Ia berhenti sejenak, menghela napas lagi. "Dulu, waktu anak-anak masih kecil, Anyelir itu... terlalu memanjakan, mungkin itu kata yang tepat. Apapun keinginan Daun dan Putik, selalu dituruti. Jarang sekali ada kata 'tidak'."
Ibu Puspa menghela napas panjang, seolah beban masa lalu ikut terangkat bersamanya.
"Dia bilang, dia mau anak-anaknya bahagia, nggak seperti dia yang dulu serba terbatas. Tapi dia lupa, kadang 'tidak' itu justru bentuk cinta."
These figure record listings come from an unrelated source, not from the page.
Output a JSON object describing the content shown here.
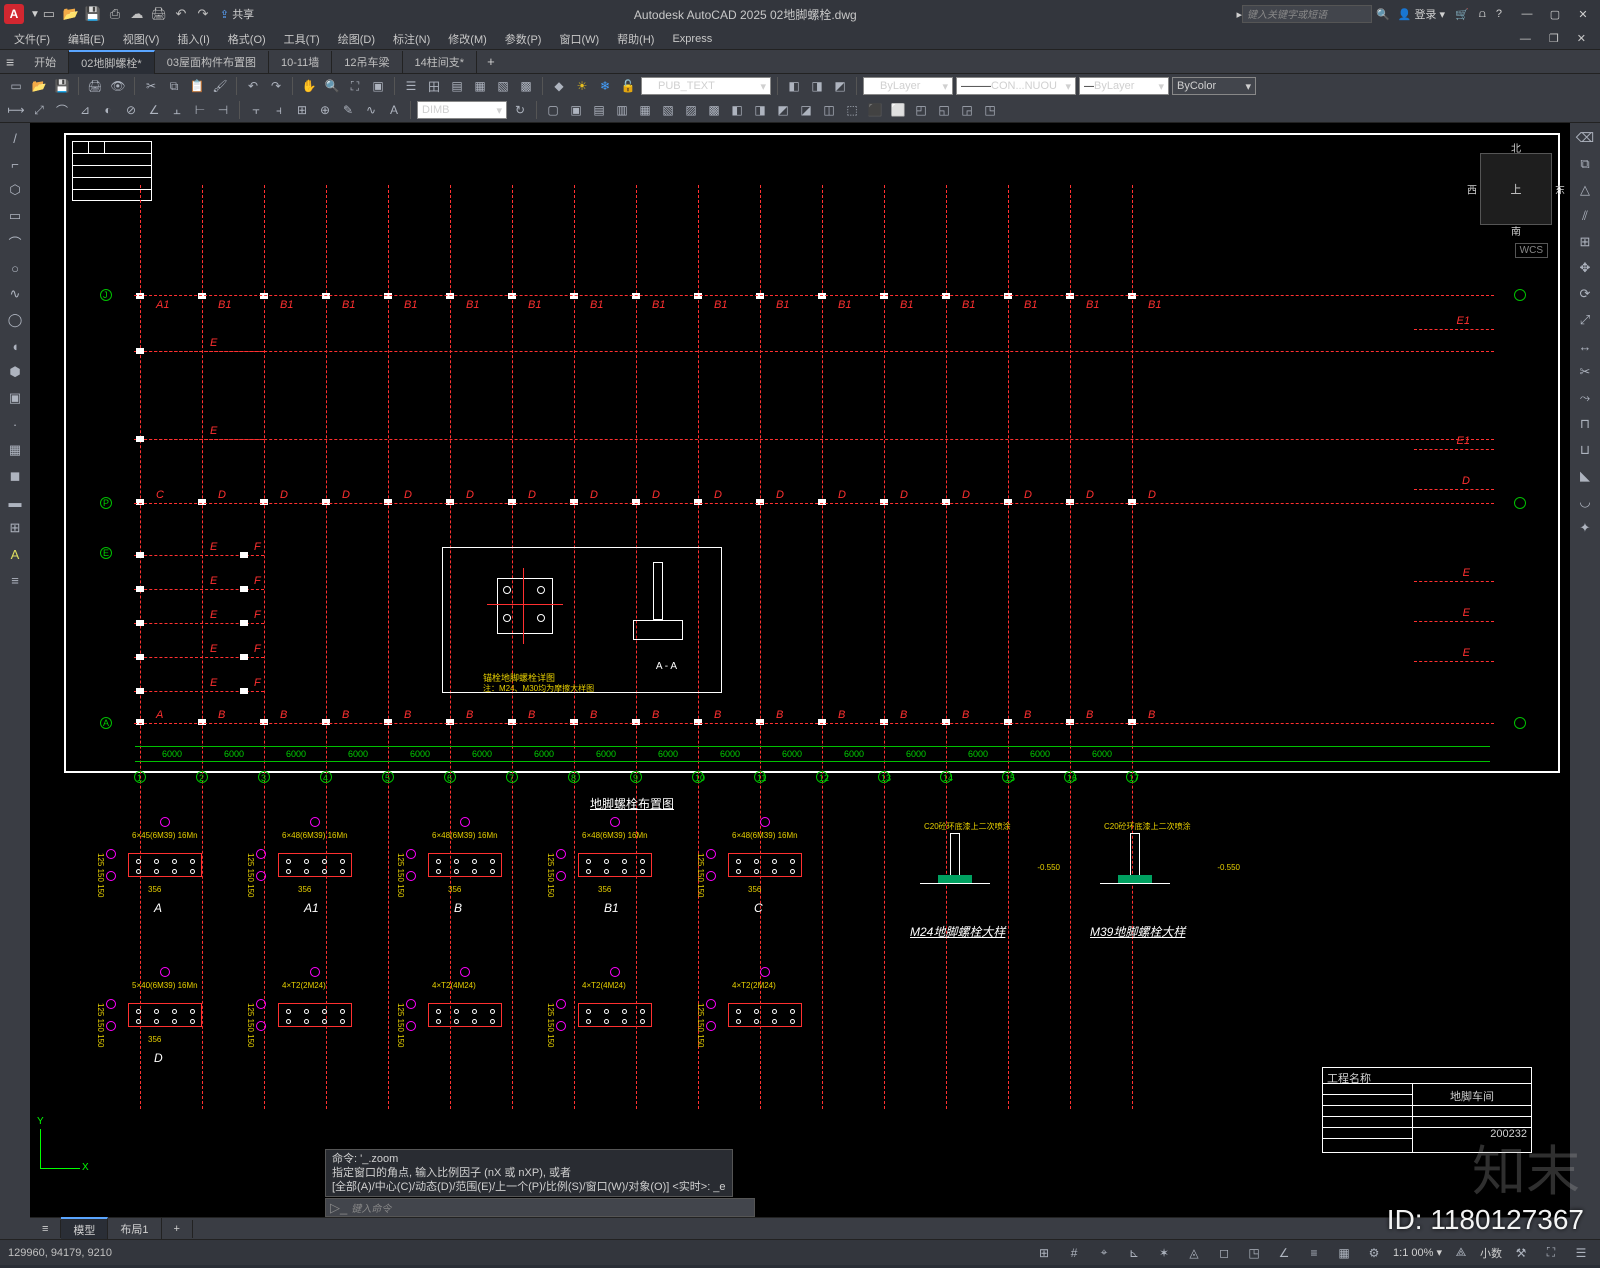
{
  "app_title": "Autodesk AutoCAD 2025   02地脚螺栓.dwg",
  "search_placeholder": "键入关键字或短语",
  "login": "登录",
  "share": "共享",
  "menus": [
    "文件(F)",
    "编辑(E)",
    "视图(V)",
    "插入(I)",
    "格式(O)",
    "工具(T)",
    "绘图(D)",
    "标注(N)",
    "修改(M)",
    "参数(P)",
    "窗口(W)",
    "帮助(H)",
    "Express"
  ],
  "doctabs": {
    "start": "开始",
    "tabs": [
      "02地脚螺栓*",
      "03屋面构件布置图",
      "10-11墙",
      "12吊车梁",
      "14柱间支*"
    ]
  },
  "layer_dd": "PUB_TEXT",
  "linetype_dd": "CON...NUOU",
  "lineweight_dd": "ByLayer",
  "color_dd": "ByColor",
  "bylayer": "ByLayer",
  "dim_style": "DIMB",
  "viewcube": {
    "n": "北",
    "s": "南",
    "e": "东",
    "w": "西",
    "top": "上"
  },
  "wcs": "WCS",
  "ucs": {
    "x": "X",
    "y": "Y"
  },
  "cmd_history": [
    "命令: '_.zoom",
    "指定窗口的角点, 输入比例因子 (nX 或 nXP), 或者",
    "[全部(A)/中心(C)/动态(D)/范围(E)/上一个(P)/比例(S)/窗口(W)/对象(O)] <实时>: _e"
  ],
  "cmd_prompt": "键入命令",
  "layouts": {
    "model": "模型",
    "layout1": "布局1"
  },
  "status": {
    "coords": "129960, 94179, 9210",
    "prec": "小数",
    "scale": "1:1 00% ▾",
    "ann": "▢ ⛶ ⌖ ⊞ ⟲"
  },
  "drawing": {
    "axis_nums": [
      "1",
      "2",
      "3",
      "4",
      "5",
      "6",
      "7",
      "8",
      "9",
      "10",
      "11",
      "12",
      "13",
      "14",
      "15",
      "16",
      "17"
    ],
    "row_labels": [
      "J",
      "P",
      "E",
      "A"
    ],
    "top_marks": {
      "a1": "A1",
      "b1": "B1"
    },
    "left_marks": [
      "E",
      "E",
      "C",
      "E",
      "E",
      "E",
      "E"
    ],
    "mid_marks": {
      "c": "C",
      "d": "D"
    },
    "bot_marks": {
      "a": "A",
      "b": "B"
    },
    "right_marks": {
      "e1": "E1",
      "e": "E",
      "d": "D"
    },
    "f": "F",
    "bay_dim": "6000",
    "inset_title": "锚栓地脚螺栓详图",
    "inset_note": "注：M24、M30均为摩擦大样图",
    "aa": "A - A",
    "plan_title": "地脚螺栓布置图",
    "details": [
      {
        "lab": "A",
        "spec": "6×45(6M39) 16Mn",
        "w": "356"
      },
      {
        "lab": "A1",
        "spec": "6×48(6M39) 16Mn",
        "w": "356"
      },
      {
        "lab": "B",
        "spec": "6×48(6M39) 16Mn",
        "w": "356"
      },
      {
        "lab": "B1",
        "spec": "6×48(6M39) 16Mn",
        "w": "356"
      },
      {
        "lab": "C",
        "spec": "6×48(6M39) 16Mn",
        "w": "356"
      },
      {
        "lab": "D",
        "spec": "5×40(6M39) 16Mn",
        "w": "356"
      }
    ],
    "details2": [
      {
        "lab": "",
        "spec": "4×T2(2M24)"
      },
      {
        "lab": "",
        "spec": "4×T2(4M24)"
      },
      {
        "lab": "",
        "spec": "4×T2(4M24)"
      },
      {
        "lab": "",
        "spec": "4×T2(2M24)"
      }
    ],
    "m24": "M24地脚螺栓大样",
    "m39": "M39地脚螺栓大样",
    "c20": "C20砼环底漆上二次喷涂",
    "neg": "-0.550",
    "tblk": {
      "proj": "工程名称",
      "dwg": "地脚车间",
      "no": "200232"
    }
  },
  "id_label": "ID: 1180127367"
}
Oryza mendengarkan dengan saksama, mulai memahami ke mana arah pembicaraan Ibu Puspa. "Jadi, itu ada hubungannya sama kenapa Ibu Anyelir sekarang sendirian, Bu?"
"Tentu saja ada, Za," jawab Ibu Puspa, suaranya kini terdengar lebih pelan.
"Anyelir selalu memprioritaskan anak-anaknya di atas segalanya, bahkan di atas dirinya sendiri dan pernikahannya. Itu yang bikin semuanya jadi runyam."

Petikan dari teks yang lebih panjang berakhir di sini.